上記参考例1の方法によって調製した成熟脂肪細胞に、Proepithelinタンパク質(アディポジェン社)を添加して6時間インキュベートし、その後、100 nMインスリンを加えて30分間培養し、又は、Proepithelinタンパク質を添加せず100 nMインスリンを添加して30分間培養し、インスリン刺激ありの脂肪細胞(+100nM Insulin)を調製した。
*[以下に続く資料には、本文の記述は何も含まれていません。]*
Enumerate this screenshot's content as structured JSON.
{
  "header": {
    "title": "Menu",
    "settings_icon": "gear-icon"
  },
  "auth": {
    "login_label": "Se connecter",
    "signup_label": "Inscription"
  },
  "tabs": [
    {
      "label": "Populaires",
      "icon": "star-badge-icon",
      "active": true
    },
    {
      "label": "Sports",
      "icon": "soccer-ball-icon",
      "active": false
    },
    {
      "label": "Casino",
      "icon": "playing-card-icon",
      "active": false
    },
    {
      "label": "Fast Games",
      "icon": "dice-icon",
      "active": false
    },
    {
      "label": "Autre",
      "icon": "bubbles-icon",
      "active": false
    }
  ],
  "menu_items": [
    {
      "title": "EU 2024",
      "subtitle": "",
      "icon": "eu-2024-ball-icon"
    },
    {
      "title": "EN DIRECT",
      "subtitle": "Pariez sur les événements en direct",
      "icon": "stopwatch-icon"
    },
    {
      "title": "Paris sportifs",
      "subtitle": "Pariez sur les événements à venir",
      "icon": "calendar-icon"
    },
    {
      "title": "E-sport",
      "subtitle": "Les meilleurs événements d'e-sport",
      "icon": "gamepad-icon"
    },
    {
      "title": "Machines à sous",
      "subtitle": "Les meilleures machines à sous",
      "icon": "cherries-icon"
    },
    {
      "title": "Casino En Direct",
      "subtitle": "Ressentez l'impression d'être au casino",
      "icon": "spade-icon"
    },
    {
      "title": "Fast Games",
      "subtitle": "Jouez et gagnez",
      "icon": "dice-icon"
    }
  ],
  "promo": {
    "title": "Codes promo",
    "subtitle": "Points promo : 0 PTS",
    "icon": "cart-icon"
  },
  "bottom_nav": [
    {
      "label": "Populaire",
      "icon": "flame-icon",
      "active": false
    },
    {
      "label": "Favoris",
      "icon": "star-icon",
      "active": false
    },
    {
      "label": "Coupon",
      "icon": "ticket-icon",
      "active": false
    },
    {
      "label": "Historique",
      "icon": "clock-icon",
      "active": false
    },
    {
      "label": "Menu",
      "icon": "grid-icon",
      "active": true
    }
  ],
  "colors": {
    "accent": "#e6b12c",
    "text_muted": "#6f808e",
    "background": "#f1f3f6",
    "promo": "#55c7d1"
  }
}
Proepithelinタンパク質を添加する場合、Proepithelinタンパク質の濃度は、50 nM、100 nM、及び200 nMとした。
すなわち、プロエピセリンが、インスリンと同様に増殖作用のある公知のタンパク質であることから、その機能の1つとして、インスリン等の増殖シグナルを促進させる機能があると推測される一方で、恐らくはプロエピセリンとインスリンシグナルを介在する情報伝達経路が存在し、長期的暴露によってその経路が何らかの制御を受け、作用を逆転させるものと考えることができる。
Claims (11)
- 配列番号1に記載のアミノ酸配列の少なくとも297番目から309番目のアミノ酸からなるポリペプチドを含む、インスリン抵抗性マーカー。
- インスリン抵抗性を評価する方法であって、以下の工程:
配列番号1に記載のアミノ酸配列の少なくとも297番目から309番目のアミノ酸からなるポリペプチドの、インスリン抵抗性を評価すべき対象となる個体に由来する試料中におけるレベルを測定する工程、及び
得られた測定レベルと、前記ポリペプチドの正常レベルとを比較する工程、
を含み、
前記得られた測定レベルが、前記正常レベルよりも増加していることを、前記対象となる個体がインスリン抵抗性の状態にある可能性が高いことの指標の1つとする方法。 - インスリン抵抗性を改善する物質のスクリーニング方法であって、以下の工程:
配列番号1に記載のアミノ酸配列の少なくとも297番目から309番目のアミノ酸からなるポリペプチドを含む試料、又は前記ポリペプチドの発現能又は分泌能を有する細胞と、候補物質と、を接触させる工程、
前記候補物質を接触させた場合の前記ポリペプチドのレベル、又は前記細胞における前記ポリペプチドの発現レベル又は分泌レベルを測定する工程、及び
前記候補物質を接触させた場合の測定された前記ポリペプチドのレベル、又は前記細胞における測定された前記ポリペプチドの発現レベル又は分泌レベルと、前記候補物質を接触させない場合の前記ポリペプチドのレベル、又は前記細胞における前記ポリペプチドの発現レベル又は分泌レベルと、を比較する工程、を含み、
前記候補物質を接触させた場合の測定された前記レベル、発現レベル又は分泌レベルが、前記候補物質を接触させない場合の前記レベル、発現レベル又は分泌レベルよりも減少していることを、インスリン抵抗性を改善する物質として前記候補物質を選択することの指標の1つとする方法。 - インスリン抵抗性を改善する物質のスクリーニング方法であって、以下の工程:
配列番号1に記載のアミノ酸配列の少なくとも297番目から309番目のアミノ酸からなるポリペプチドを含む試料、又は前記ポリペプチドを発現又は分泌している細胞と、候補物質と、を接触させる工程、
前記候補物質を接触させた場合の前記ポリペプチドの機能、又は前記細胞における前記ポリペプチドの機能を測定する工程、及び
前記候補物質を接触させた場合の測定された前記ポリペプチドの機能、又は前記細胞における測定された前記ポリペプチドの機能と、前記候補物質を接触させない場合の前記ポリペプチドの機能、又は前記細胞における前記ポリペプチドの機能と、を比較する工程、を含み、
前記候補物質を接触させた場合の測定された前記機能が、前記候補物質を接触させない場合の前記機能より制御されていることを、インスリン抵抗性を改善する物質として前記候補物質を選択することの指標の1つとする方法。 - 配列番号1に記載のアミノ酸配列の少なくとも297番目から309番目のアミノ酸からなるポリペプチドを含む、インスリン抵抗性を改善するための薬剤組成物。
- 配列番号1に記載のアミノ酸配列の少なくとも297番目から309番目のアミノ酸からなるポリペプチドに対する抗体を含む、インスリン抵抗性を改善するための薬剤組成物。
- 配列番号1に記載のアミノ酸配列の少なくとも297番目から309番目のアミノ酸からなるポリペプチドによる機能を制御する物質を有効成分として含む、インスリン抵抗性を改善するための薬剤組成物。
- 配列番号2に記載の塩基配列の少なくとも891番目から927番目の塩基からなるポリヌクレオチド及び該ポリヌクレオチドに相補的なポリヌクレオチドからなる群から選ばれるポリヌクレオチドを含む、インスリン抵抗性マーカー。
- インスリン抵抗性を評価する方法であって、以下の工程:
配列番号2に記載の塩基配列の少なくとも891番目から927番目の塩基からなるポリヌクレオチド及び該ポリヌクレオチドに相補的なポリヌクレオチドからなる群から選ばれるポリヌクレオチドの、インスリン抵抗性を評価すべき対象となる個体に由来する試料中におけるレベルを測定する工程、及び
得られた測定レベルと、前記ポリヌクレオチドの正常レベルとを比較する工程、
を含み、
前記得られた測定レベルが、前記正常レベルよりも増加していることを、前記対象となる個体がインスリン抵抗性の状態にある可能性が高いことの指標の1つとする方法。 - インスリン抵抗性を改善する物質のスクリーニング方法であって、以下の工程:
配列番号2に記載の塩基配列の少なくとも891番目から927番目の塩基からなるポリヌクレオチド及び該ポリヌクレオチドに相補的なポリヌクレオチドからなる群から選ばれるポリヌクレオチドを含む試料、又は前記ポリヌクレオチドの発現能を有する細胞と、候補物質と、を接触させる工程、
前記候補物質を接触させた場合の前記ポリヌクレオチドのレベル、又は前記細胞における前記ポリヌクレオチドの発現レベルを測定する工程、及び
前記候補物質を接触させた場合の測定された前記ポリヌクレオチドのレベル、又は前記細胞における測定された前記ポリヌクレオチドの発現レベルと、前記候補物質を接触させない場合の前記ポリヌクレオチドのレベル、又は前記細胞における前記ポリヌクレオチドの発現レベルと、を比較する工程、を含み、
前記候補物質を接触させた場合の測定された前記レベル、又は発現レベルが、前記候補物質を接触させない場合の前記レベル、又は発現レベルよりも減少していることを、インスリン抵抗性を改善する物質として前記候補物質を選択することの指標の1つとする方法。 - 配列番号2に記載の塩基配列の少なくとも891番目から927番目の塩基からなるポリヌクレオチド及び該ポリヌクレオチドに相補的なポリヌクレオチドからなる群から選ばれるポリヌクレオチドを含む、インスリン抵抗性を改善するための薬剤組成物。